En combinant la littérature médiévale avec l’analyse chimique des cernes des arbres, les scientifiques ont découvert des preuves d’un événement solaire si puissant qu’il éclipse les tempêtes les plus intenses enregistrées dans l’histoire moderne. Cette découverte réécrit non seulement notre compréhension des cycles solaires, mais sert également d’avertissement sur la nature imprévisible de notre soleil.

L’intersection de la littérature et de la science

Au cours de l’hiver 1204, un noble japonais nommé Fujiwara no Sadaie a enregistré dans son journal un spectacle rare, Meigetsuki : des rayures rouges et blanches s’étendant dans le ciel du nord pendant trois nuits consécutives. Bien que ces descriptions poétiques des aurores puissent ressembler à de simples curiosités historiques, elles constituent des « signets » vitaux pour les astrophysiciens.

Hiroko Miyahara, physicienne à l’Institut des sciences et technologies d’Okinawa, et son équipe ont utilisé ces récits historiques pour affiner les délais d’enquête. En recherchant des « horodatages chimiques » dans l’environnement, ils ont pu combler le fossé entre les observations anciennes et la physique moderne.

Comment les arbres enregistrent l’histoire solaire

Le lien entre une entrée de journal et un cerne d’arbre réside dans le comportement des rayons cosmiques. Lorsque le Soleil subit une activité violente, telle qu’une éjection de masse coronale, il envoie des particules de haute énergie vers la Terre. Lorsque ces particules frappent notre atmosphère, elles déclenchent des réactions nucléaires qui produisent des isotopes rares, notamment le carbone-14.

  • Le processus : Les arbres absorbent ce carbone 14 radioactif au cours de leur croissance.
  • Le record : Cet isotope est emprisonné dans les cernes de croissance annuels de l’arbre.
  • Le défi : Alors que les tempêtes solaires massives provoquent des pics évidents de carbone 14, les événements plus petits sont difficiles à distinguer du bruit de fond naturel sans une date précise à cibler.

Une découverte qui défie les records modernes

Après avoir analysé des textes d’Asie et d’Europe, l’équipe de recherche s’est concentrée sur la période comprise entre 1196 et 1211 de notre ère. Il est intéressant de noter que la célèbre aurore de trois jours de 1204 n’a pas laissé de pic significatif de carbone 14. Au lieu de cela, l’équipe a découvert une augmentation massive se produisant entre 1200 et 1201 de notre ère.
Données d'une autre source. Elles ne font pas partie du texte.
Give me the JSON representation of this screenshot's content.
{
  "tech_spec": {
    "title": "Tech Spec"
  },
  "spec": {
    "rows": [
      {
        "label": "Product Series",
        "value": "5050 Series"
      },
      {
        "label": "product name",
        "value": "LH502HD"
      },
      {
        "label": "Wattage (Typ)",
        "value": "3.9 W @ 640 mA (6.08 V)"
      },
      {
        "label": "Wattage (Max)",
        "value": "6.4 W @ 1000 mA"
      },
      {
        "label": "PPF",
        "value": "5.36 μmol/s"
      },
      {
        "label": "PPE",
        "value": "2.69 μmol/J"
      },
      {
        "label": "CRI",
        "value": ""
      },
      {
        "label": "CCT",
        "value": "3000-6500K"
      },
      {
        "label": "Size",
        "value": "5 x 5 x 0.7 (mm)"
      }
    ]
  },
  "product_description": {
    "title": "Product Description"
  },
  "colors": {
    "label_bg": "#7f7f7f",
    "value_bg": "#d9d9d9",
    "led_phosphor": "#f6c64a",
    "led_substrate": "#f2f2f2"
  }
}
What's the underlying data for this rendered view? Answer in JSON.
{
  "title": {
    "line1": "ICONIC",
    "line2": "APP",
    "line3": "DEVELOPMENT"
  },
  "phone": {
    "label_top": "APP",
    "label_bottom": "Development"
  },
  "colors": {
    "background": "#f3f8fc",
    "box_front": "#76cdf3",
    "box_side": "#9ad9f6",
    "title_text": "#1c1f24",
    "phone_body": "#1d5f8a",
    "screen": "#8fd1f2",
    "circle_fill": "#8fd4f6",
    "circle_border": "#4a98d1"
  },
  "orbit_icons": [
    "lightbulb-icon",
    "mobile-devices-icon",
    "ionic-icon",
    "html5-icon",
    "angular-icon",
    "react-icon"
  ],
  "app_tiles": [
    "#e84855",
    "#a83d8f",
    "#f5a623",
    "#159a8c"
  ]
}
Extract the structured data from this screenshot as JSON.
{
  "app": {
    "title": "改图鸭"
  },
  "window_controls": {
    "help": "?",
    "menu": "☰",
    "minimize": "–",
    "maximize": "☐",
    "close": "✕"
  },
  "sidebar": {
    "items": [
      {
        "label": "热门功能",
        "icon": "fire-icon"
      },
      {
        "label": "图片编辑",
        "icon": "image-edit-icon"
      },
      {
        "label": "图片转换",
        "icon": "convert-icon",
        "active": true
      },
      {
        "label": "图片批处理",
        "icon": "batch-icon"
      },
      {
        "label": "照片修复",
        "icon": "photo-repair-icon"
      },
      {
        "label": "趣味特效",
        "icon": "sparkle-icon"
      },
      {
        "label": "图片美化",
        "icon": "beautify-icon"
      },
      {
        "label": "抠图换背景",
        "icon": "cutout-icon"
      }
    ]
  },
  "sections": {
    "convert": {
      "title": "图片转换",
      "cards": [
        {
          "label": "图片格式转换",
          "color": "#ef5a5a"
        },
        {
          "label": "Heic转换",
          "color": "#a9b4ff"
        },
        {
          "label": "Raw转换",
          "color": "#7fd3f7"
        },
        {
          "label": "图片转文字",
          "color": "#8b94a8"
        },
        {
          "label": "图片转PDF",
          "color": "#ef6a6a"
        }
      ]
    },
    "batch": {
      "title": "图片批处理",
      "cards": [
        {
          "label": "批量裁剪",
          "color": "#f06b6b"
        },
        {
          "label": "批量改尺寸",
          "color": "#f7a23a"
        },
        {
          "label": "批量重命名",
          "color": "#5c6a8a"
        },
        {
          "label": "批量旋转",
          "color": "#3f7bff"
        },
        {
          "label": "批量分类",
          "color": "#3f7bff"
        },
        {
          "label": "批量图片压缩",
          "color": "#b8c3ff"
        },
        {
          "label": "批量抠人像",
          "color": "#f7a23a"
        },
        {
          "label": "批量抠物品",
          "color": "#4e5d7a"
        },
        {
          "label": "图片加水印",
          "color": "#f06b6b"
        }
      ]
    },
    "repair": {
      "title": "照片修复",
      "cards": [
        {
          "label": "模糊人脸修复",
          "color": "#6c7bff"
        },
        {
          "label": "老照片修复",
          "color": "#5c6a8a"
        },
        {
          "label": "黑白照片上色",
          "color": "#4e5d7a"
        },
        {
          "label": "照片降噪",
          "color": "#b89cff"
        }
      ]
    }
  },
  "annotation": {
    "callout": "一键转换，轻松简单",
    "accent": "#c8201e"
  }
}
Ce pic a été corroboré par des textes chinois et coréens décrivant à la fois les aurores et les taches solaires. L’ampleur de cet événement est stupéfiante : les chercheurs ont calculé que cette tempête du XIIIe siècle était 14 fois plus grande que la tempête solaire du 23 février 1956, l’événement le plus intense jamais enregistré à l’ère moderne.

“Si cela se produisait aujourd’hui, cela nous causerait bien des ennuis”, prévient Miyahara. Une telle tempête pourrait paralyser les communications par satellite, perturber les réseaux électriques et endommager les infrastructures technologiques mondiales.

Redéfinir les cycles solaires

L’étude a également révélé des différences fondamentales dans le comportement du soleil il y a des siècles. En analysant les données, l’équipe a constaté que :

  1. Cycles plus courts : Au 13ème siècle, les cycles solaires ne duraient que sept à huit ans, ce qui est nettement plus court que les cycles de 11 ans observés aujourd’hui.
  2. Activité inattendue : Alors que de puissantes tempêtes sont attendues pendant un « maximum solaire » (pic d’activité), la littérature suggère que des tempêtes inhabituelles et importantes se sont également produites pendant des « minimums solaires » (périodes de faible activité).

Cette découverte remet en question l’hypothèse traditionnelle selon laquelle nous ne devons nous soucier de la volatilité solaire que lorsque le soleil est le plus actif.

Pourquoi c’est important

Cette recherche démontre le pouvoir de la science interdisciplinaire. En utilisant la dendrochronologie (l’étude des cernes des arbres) parallèlement à la linguistique historique, les scientifiques construisent une carte plus complète du comportement solaire qui s’étend bien au-delà de la portée des capteurs électroniques modernes.

La découverte de tempêtes intenses pendant les périodes de faible activité solaire suggère que notre soleil est encore plus imprévisible qu’on ne le pensait auparavant. Alors que nous devenons de plus en plus dépendants des technologies satellitaires et électriques, la compréhension de ces anciens événements de « cygne noir » est cruciale pour se préparer à la future volatilité solaire.


Conclusion : En associant des chroniques anciennes à l’analyse des cernes des arbres, les chercheurs ont identifié une tempête solaire préhistorique bien plus puissante que tout équivalent moderne, révélant que même pendant les périodes de faible activité solaire, le soleil peut produire des événements d’une intensité dévastatrice.